Sumber perkara persaingan usaha tidak sehat dapat berasal dari hasil klarifikasi
laporan dari masyarakat dan/atau penelitian KPPU terhadap dugaan praktek monopoli
dan persaingan usaha tidak sehat. Sumber perkara ini adalah tahapan awal KPPU
dalam memulai proses penanganan perkara dugaan praktek monopoli dan
persaingan usaha tidak sehat.

b. Pengumpulan Alat Bukti.


Hasil klarifikasi laporan dan/atau penelitian KPPU yang memenuhi syarat, kemudian
dilakukan kegiatan penyelidikan yang untuk mendapatkan bukti yang cukup yang
dilakukan oleh Investigator Pemeriksaan.

c. Pemeriksaan.

Pemeriksaan merupakan tahapan pembuktian yang dilakukan terhadap temuan


dugaan pelanggaran praktik monopoli dan persaingan usaha tidak sehat yang
dilakukan oleh Investigator Penuntutan maupun bantahan dari Terlapor terhadap
tuduhan Investigator Penuntut dalam Laporan Dugaan Pelanggaran di depan Majelis
Komisi. Pemeriksaan yang dilakukan terdapat 2 (dua) tahapan,yaitu pertama,
Pemeriksaan Pendahuluan (PP) adalah serangkaian kegiatan yang dilakukan oleh
Majelis Komisi terhadap Laporan Dugaan Pelanggaran untuk menetapkan perubahan
perilaku, menjatuhkan putusan atau menyimpulkan perlu atau tidaknya dilakukan
Pemeriksaan Lanjutan (PL). Kedua, Pemeriksaan Lanjutan adalah serangkaian
kegiatan yang dilakukan oleh Majelis Komisi untuk membuktikan ada atau tidak
adanya pelanggaran.

d. Putusan Komisi.

Penjatuhan Putusan Komisi yang dilakukan terhadap suatu perkara yang ditangani
KPPU. Putusan tersebut merupakan hasil penilaian Majelis Komisi yang dibacakan
dalam sidang terbuka untuk umum tentang telah terjadinya pelanggaran dan
penjatuhan sanksi atau tidak terjadinya pelanggaran. Sanksi yang dapat dijatuhkan
oleh KPPU adalah tindakan administrastif sesuai wewenangnya pada Pasal 36 huruf
l dan jenisnya terbatas. Jenis tindakan administratif diatur melalui Pasal 47 Undang-
Undang Nomor 5 Tahun 1999 tentang Larangan Praktek Monopoli dan Persaingan
Usaha Tidak Sehat.

Putusan KPPU yang tidak diajukan upaya hukum keberatan maka putusan tersebut
telah mempunyai kekuatan hukum tetap dan pelaku usaha dianggap menerima
putusan tersebut serta dimintakan penetapan eksekusi kepada Pengadilan Negeri.
Apabila Putusan KPPU tidak dijalankan oleh Pelaku Usaha, Komisi menyerahkan
tersebut kepada Penyidik untuk dilakukan Penyidikan sesuai dengan ketentuan
peraturan perundang-undangan yang berlaku.
Terlapor yang keberatan dengan Putusan KPPU dapat mengajukan upaya hukum.
Ketentuan dalam Undang-Undang Nomor 5 Tahun 1999 tentang Larangan Praktek
Monopoli dan Persaingan Usaha Tidak Sehat yang mengatur tentang proses upaya
hukum terhadap putusan KPPU juga mengalami perubahan setelah disahkannya
Undang-Undang Nomor 11 Tahun 2020 tentang Cipta Kerja.

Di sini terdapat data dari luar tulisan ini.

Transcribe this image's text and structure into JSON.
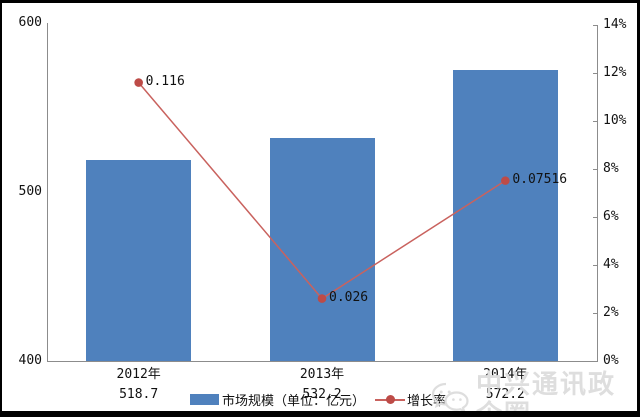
{
  "watermark": {
    "text": "中兴通讯政企圈",
    "icon": "wechat-icon"
  },
  "chart_data": {
    "type": "combo",
    "title": "",
    "categories": [
      "2012年",
      "2013年",
      "2014年"
    ],
    "series": [
      {
        "name": "市场规模（单位：亿元）",
        "type": "bar",
        "axis": "left",
        "color": "#4f81bd",
        "values": [
          518.7,
          532.2,
          572.2
        ],
        "value_labels": [
          "518.7",
          "532.2",
          "572.2"
        ]
      },
      {
        "name": "增长率",
        "type": "line",
        "axis": "right",
        "color": "#c9625e",
        "marker_color": "#bd4b47",
        "values": [
          0.116,
          0.026,
          0.07516
        ],
        "point_labels": [
          "0.116",
          "0.026",
          "0.07516"
        ]
      }
    ],
    "left_axis": {
      "min": 400,
      "max": 600,
      "ticks": [
        {
          "label": "600",
          "value": 600
        },
        {
          "label": "500",
          "value": 500
        },
        {
          "label": "400",
          "value": 400
        }
      ]
    },
    "right_axis": {
      "min": 0,
      "max": 0.14,
      "ticks": [
        {
          "label": "14%",
          "value": 0.14
        },
        {
          "label": "12%",
          "value": 0.12
        },
        {
          "label": "10%",
          "value": 0.1
        },
        {
          "label": "8%",
          "value": 0.08
        },
        {
          "label": "6%",
          "value": 0.06
        },
        {
          "label": "4%",
          "value": 0.04
        },
        {
          "label": "2%",
          "value": 0.02
        },
        {
          "label": "0%",
          "value": 0
        }
      ]
    },
    "grid": false,
    "legend_position": "bottom"
  }
}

Contoh Bentuk Penyelidikan Oleh KPPU :

KPPU Lakukan Penyelidikan atas Google untuk Dugaan Praktik Monopoli dan
Persaingan Usaha Tidak Sehat

Komisi Pengawas Persaingan Usaha (KPPU) mulai melakukan penyelidikan atas dugaan
pelanggaraan UU No. 5/1999 yang dilakukan oleh Google dan anak usahanya di Indonesia.
KPPU menduga, Google telah melakukan penyalahgunaan posisi dominan, penjualan
bersyarat, dan praktik diskriminasi dalam distribusi aplikasi secara digital di Indonesia.
Keputusan tersebut dihasilkan pada Rapat Komisi tanggal 14 September 2022 dalam
menindaklanjuti hasil penelitian inisiatif yang dilakukan Sekretariat KPPU. Proses
penyelidikan akan dilakukan selama 60 (enam puluh) hari kerja ke depan, guna memperoleh
bukti yang cukup, kejelasan, dan kelengkapan dugaan pelanggaran Undang-Undang.

Sebagai informasi, KPPU selama beberapa bulan terakhir telah melakukan penelitian inisiatif
yang berkaitan dengan Google, sebuah perusahaan multinasional asal Amerika Serikat yang
berkekhususan pada jasa dan produk Internet. Penelitian tersebut difokuskan pada kebijakan
Google yang mewajibkan penggunaan Google Pay Billing (GPB) di berbagai aplikasi tertentu.
GBP adalah metode atau pembelian produk dan layanan digital dalam aplikasi (in-app
purchases) yang didistribusikan di Google Play Store. Atas penggunaan GBP tersebut,
Google mengenakan tarif layanan/fee kepada aplikasi sebesar 15-30% dari pembelian.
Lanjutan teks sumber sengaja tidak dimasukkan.